婚礼的筹备紧锣密鼓,但真正让林薇感受到关系质变的,却是那些与盛大仪式无关的琐碎日常。
搬进新家的第一周,问题就开始显现。这套位于江畔顶层的复式公寓是陆承烨早就购置的产业,装修风格延续了他一贯的冷峻简约——大量的黑白灰,利落的直线条,墙面干净得没有一丝装饰,像个设计精美的标本陈列馆。林薇站在空旷的客厅中央,看着窗外璀璨的江景,指尖划过冰冷的大理石地面,却感觉不到丝毫“家”的暖意。
“我们需要做些改变。”她在某个周日的早晨宣布,手里捧着一本翻得卷边的家居杂志,封面上是洒满阳光的暖色调客厅。
陆承烨从财经报纸中抬起头,金丝眼镜后的目光带着几分困惑:“改变什么?设计师团队反复论证过,这是最符合空间结构和采光的方案。”

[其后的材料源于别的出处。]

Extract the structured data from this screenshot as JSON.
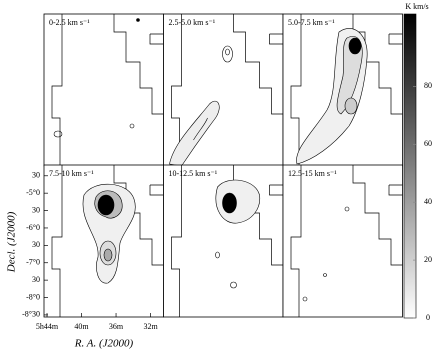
{
  "figure": {
    "panels": [
      "0-2.5 km s⁻¹",
      "2.5-5.0 km s⁻¹",
      "5.0-7.5 km s⁻¹",
      "7.5-10 km s⁻¹",
      "10-12.5 km s⁻¹",
      "12.5-15 km s⁻¹"
    ],
    "xlabel": "R. A. (J2000)",
    "ylabel": "Decl. (J2000)",
    "xlim": [
      44.35,
      30.5
    ],
    "xticks": [
      {
        "value": 44,
        "label": "5h44m"
      },
      {
        "value": 40,
        "label": "40m"
      },
      {
        "value": 36,
        "label": "36m"
      },
      {
        "value": 32,
        "label": "32m"
      }
    ],
    "ylim": [
      -8.56,
      -4.19
    ],
    "yticks": [
      {
        "value": -4.5,
        "label": "30"
      },
      {
        "value": -5,
        "label": "-5°0"
      },
      {
        "value": -5.5,
        "label": "30"
      },
      {
        "value": -6,
        "label": "-6°0"
      },
      {
        "value": -6.5,
        "label": "30"
      },
      {
        "value": -7,
        "label": "-7°0"
      },
      {
        "value": -7.5,
        "label": "30"
      },
      {
        "value": -8,
        "label": "-8°0"
      },
      {
        "value": -8.5,
        "label": "-8°30"
      }
    ],
    "colorbar": {
      "title": "K km/s",
      "lim": [
        0,
        105
      ],
      "ticks": [
        0,
        20,
        40,
        60,
        80
      ]
    }
  }
}
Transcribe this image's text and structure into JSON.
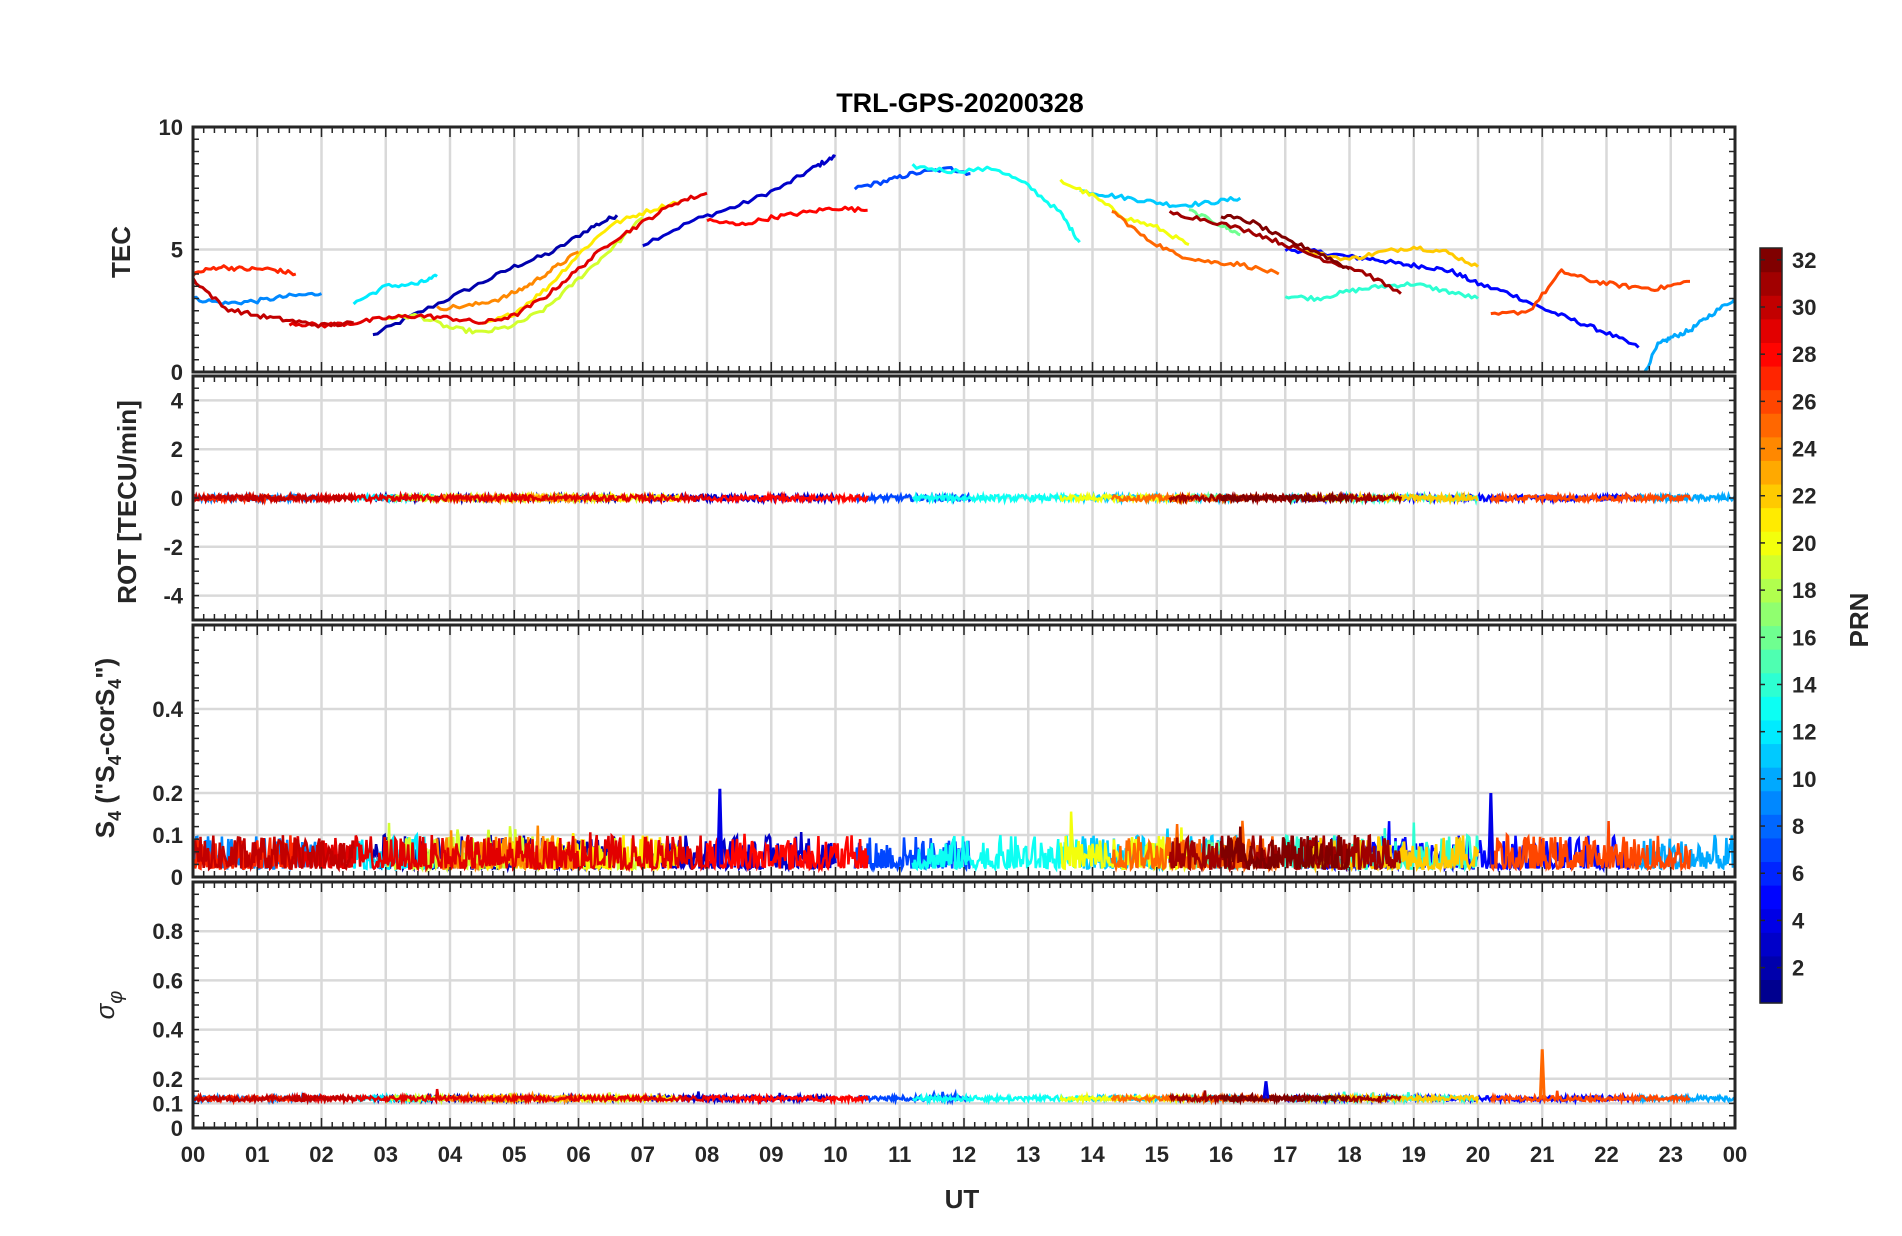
{
  "chart_data": [
    {
      "type": "line",
      "title": "TRL-GPS-20200328",
      "ylabel": "TEC",
      "ylim": [
        0,
        10
      ],
      "yticks": [
        "0",
        "5",
        "10"
      ],
      "xlabel": "UT",
      "series": [
        {
          "prn": 2,
          "x": [
            2.8,
            3.5,
            4.3,
            5.0,
            5.6,
            6.2,
            6.6
          ],
          "values": [
            1.5,
            2.4,
            3.4,
            4.3,
            4.9,
            5.9,
            6.4
          ]
        },
        {
          "prn": 3,
          "x": [
            7.0,
            7.8,
            8.5,
            9.2,
            9.7,
            10.0
          ],
          "values": [
            5.2,
            6.2,
            6.8,
            7.6,
            8.4,
            8.8
          ]
        },
        {
          "prn": 5,
          "x": [
            17.0,
            17.5,
            18.0,
            18.4,
            18.8,
            19.2,
            19.6,
            20.0,
            20.5,
            21.0,
            21.5,
            22.0,
            22.5
          ],
          "values": [
            5.0,
            4.9,
            4.7,
            4.6,
            4.4,
            4.3,
            4.1,
            3.6,
            3.2,
            2.6,
            2.1,
            1.6,
            1.0
          ]
        },
        {
          "prn": 7,
          "x": [
            10.3,
            10.8,
            11.2,
            11.8,
            12.1
          ],
          "values": [
            7.5,
            7.8,
            8.1,
            8.3,
            8.1
          ]
        },
        {
          "prn": 9,
          "x": [
            0.0,
            0.5,
            1.0,
            1.5,
            2.0
          ],
          "values": [
            3.0,
            2.8,
            2.9,
            3.1,
            3.2
          ]
        },
        {
          "prn": 10,
          "x": [
            22.5,
            22.8,
            23.0,
            23.3,
            23.6,
            24.0
          ],
          "values": [
            -0.5,
            1.1,
            1.4,
            1.7,
            2.3,
            3.0
          ]
        },
        {
          "prn": 11,
          "x": [
            13.8,
            14.3,
            14.8,
            15.3,
            15.8,
            16.3
          ],
          "values": [
            7.4,
            7.2,
            7.0,
            6.8,
            6.9,
            7.1
          ]
        },
        {
          "prn": 12,
          "x": [
            2.5,
            3.0,
            3.5,
            3.8
          ],
          "values": [
            2.8,
            3.5,
            3.6,
            3.9
          ]
        },
        {
          "prn": 13,
          "x": [
            11.2,
            11.8,
            12.5,
            13.0,
            13.5,
            13.8
          ],
          "values": [
            8.4,
            8.2,
            8.3,
            7.6,
            6.5,
            5.3
          ]
        },
        {
          "prn": 14,
          "x": [
            17.0,
            17.5,
            18.0,
            18.5,
            19.0,
            19.5,
            20.0
          ],
          "values": [
            3.1,
            3.0,
            3.3,
            3.5,
            3.6,
            3.3,
            3.0
          ]
        },
        {
          "prn": 16,
          "x": [
            15.5,
            16.0,
            16.3
          ],
          "values": [
            6.6,
            6.0,
            5.6
          ]
        },
        {
          "prn": 19,
          "x": [
            3.0,
            3.5,
            4.0,
            4.5,
            5.0,
            5.5,
            6.0,
            6.5,
            7.0
          ],
          "values": [
            2.2,
            2.3,
            1.8,
            1.6,
            1.9,
            2.6,
            3.8,
            5.0,
            6.3
          ]
        },
        {
          "prn": 20,
          "x": [
            13.5,
            14.0,
            14.5,
            15.0,
            15.5
          ],
          "values": [
            7.8,
            7.2,
            6.3,
            5.9,
            5.2
          ]
        },
        {
          "prn": 21,
          "x": [
            4.5,
            5.0,
            5.5,
            6.0,
            6.5,
            7.0,
            7.6
          ],
          "values": [
            1.9,
            2.4,
            3.4,
            4.8,
            6.0,
            6.5,
            7.0
          ]
        },
        {
          "prn": 22,
          "x": [
            17.3,
            18.0,
            18.5,
            19.0,
            19.5,
            20.0
          ],
          "values": [
            4.9,
            4.6,
            4.9,
            5.1,
            4.9,
            4.3
          ]
        },
        {
          "prn": 24,
          "x": [
            3.8,
            4.3,
            4.8,
            5.2,
            5.6,
            6.0
          ],
          "values": [
            2.6,
            2.7,
            3.0,
            3.5,
            4.2,
            4.9
          ]
        },
        {
          "prn": 25,
          "x": [
            14.3,
            14.8,
            15.3,
            15.8,
            16.3,
            16.9
          ],
          "values": [
            6.6,
            5.5,
            4.8,
            4.5,
            4.4,
            4.0
          ]
        },
        {
          "prn": 26,
          "x": [
            20.2,
            20.8,
            21.3,
            21.8,
            22.3,
            22.8,
            23.3
          ],
          "values": [
            2.3,
            2.5,
            4.1,
            3.7,
            3.5,
            3.4,
            3.7
          ]
        },
        {
          "prn": 27,
          "x": [
            0.0,
            0.4,
            0.8,
            1.2,
            1.6
          ],
          "values": [
            4.0,
            4.3,
            4.2,
            4.2,
            4.0
          ]
        },
        {
          "prn": 28,
          "x": [
            8.0,
            8.5,
            9.0,
            9.5,
            10.0,
            10.5
          ],
          "values": [
            6.2,
            6.0,
            6.3,
            6.5,
            6.7,
            6.6
          ]
        },
        {
          "prn": 29,
          "x": [
            1.5,
            2.0,
            2.5,
            3.0,
            3.5,
            4.0,
            4.5,
            5.0,
            5.5,
            6.0,
            6.5,
            7.0,
            7.5,
            8.0
          ],
          "values": [
            2.0,
            1.9,
            2.0,
            2.2,
            2.3,
            2.2,
            2.0,
            2.3,
            3.1,
            4.2,
            5.3,
            6.1,
            6.9,
            7.3
          ]
        },
        {
          "prn": 30,
          "x": [
            0.0,
            0.5,
            1.0,
            1.5,
            2.0,
            2.5
          ],
          "values": [
            3.8,
            2.6,
            2.3,
            2.1,
            1.9,
            2.0
          ]
        },
        {
          "prn": 31,
          "x": [
            15.2,
            15.8,
            16.5,
            17.0,
            17.6,
            18.2,
            18.8
          ],
          "values": [
            6.5,
            6.2,
            5.7,
            5.2,
            4.6,
            4.1,
            3.2
          ]
        },
        {
          "prn": 32,
          "x": [
            16.0,
            16.5,
            17.0,
            17.5,
            18.0
          ],
          "values": [
            6.4,
            6.1,
            5.4,
            4.9,
            4.2
          ]
        }
      ]
    },
    {
      "type": "line",
      "ylabel": "ROT [TECU/min]",
      "ylim": [
        -5,
        5
      ],
      "yticks": [
        "-4",
        "-2",
        "0",
        "2",
        "4"
      ],
      "baseline": 0,
      "noise_amplitude": 0.12
    },
    {
      "type": "line",
      "ylabel": "S₄ (\"S₄-corS₄\")",
      "ylabel_main": "S",
      "ylabel_sub1": "4",
      "ylabel_mid": " (\"S",
      "ylabel_sub2": "4",
      "ylabel_mid2": "-corS",
      "ylabel_sub3": "4",
      "ylabel_end": "\")",
      "ylim": [
        0,
        0.6
      ],
      "yticks": [
        "0",
        "0.1",
        "0.2",
        "0.4"
      ],
      "typical_range": [
        0.0,
        0.12
      ],
      "peaks": [
        {
          "x": 8.2,
          "value": 0.21
        },
        {
          "x": 20.2,
          "value": 0.2
        }
      ]
    },
    {
      "type": "line",
      "ylabel": "σφ",
      "ylabel_main": "σ",
      "ylabel_sub": "φ",
      "ylim": [
        0,
        1
      ],
      "yticks": [
        "0",
        "0.1",
        "0.2",
        "0.4",
        "0.6",
        "0.8"
      ],
      "baseline": 0.12,
      "peaks": [
        {
          "x": 21.0,
          "value": 0.32
        },
        {
          "x": 16.7,
          "value": 0.19
        }
      ]
    }
  ],
  "x_axis": {
    "label": "UT",
    "range": [
      0,
      24
    ],
    "tick_labels": [
      "00",
      "01",
      "02",
      "03",
      "04",
      "05",
      "06",
      "07",
      "08",
      "09",
      "10",
      "11",
      "12",
      "13",
      "14",
      "15",
      "16",
      "17",
      "18",
      "19",
      "20",
      "21",
      "22",
      "23",
      "00"
    ]
  },
  "colorbar": {
    "label": "PRN",
    "range": [
      1,
      32
    ],
    "tick_labels": [
      "2",
      "4",
      "6",
      "8",
      "10",
      "12",
      "14",
      "16",
      "18",
      "20",
      "22",
      "24",
      "26",
      "28",
      "30",
      "32"
    ],
    "colormap": [
      "#00008f",
      "#0000ff",
      "#0080ff",
      "#00ffff",
      "#80ff80",
      "#ffff00",
      "#ff8000",
      "#ff0000",
      "#800000"
    ]
  }
}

“符合结构,但不符合生活。”林薇走到他身边坐下,翻开杂志某一页,指尖点在图片上,“你看,这里用了暖杏色的抱枕提亮,这块短绒地毯的纹理让整个空间都柔和下来。家不是用来展示的展厅,陆先生,我们需要一些……乱中有序的生活痕迹。”
她特意加重了“我们”这个词。陆承烨的眉头微微舒展,放下报纸,认真地看着她指的那些图片——松软的沙发、摆着绿植的窗台、餐桌上的碎花餐布,再回头环顾自己打造的“完美空间”,终于难得地松了口:“确实有点冷。”
于是第一个磨合正式开启。
林薇享受逛家居市场的乐趣,喜欢在琳琅满目的商品中一件件挑选,感受材质的触感、色彩的温度;陆承烨的习惯则是高效决策——让设计师提供三个方案,他勾选最优解,三小时内搞定所有采购。第一次陪她去家居商场时,他在第五家店的沙发上就显露出了明显的不耐烦。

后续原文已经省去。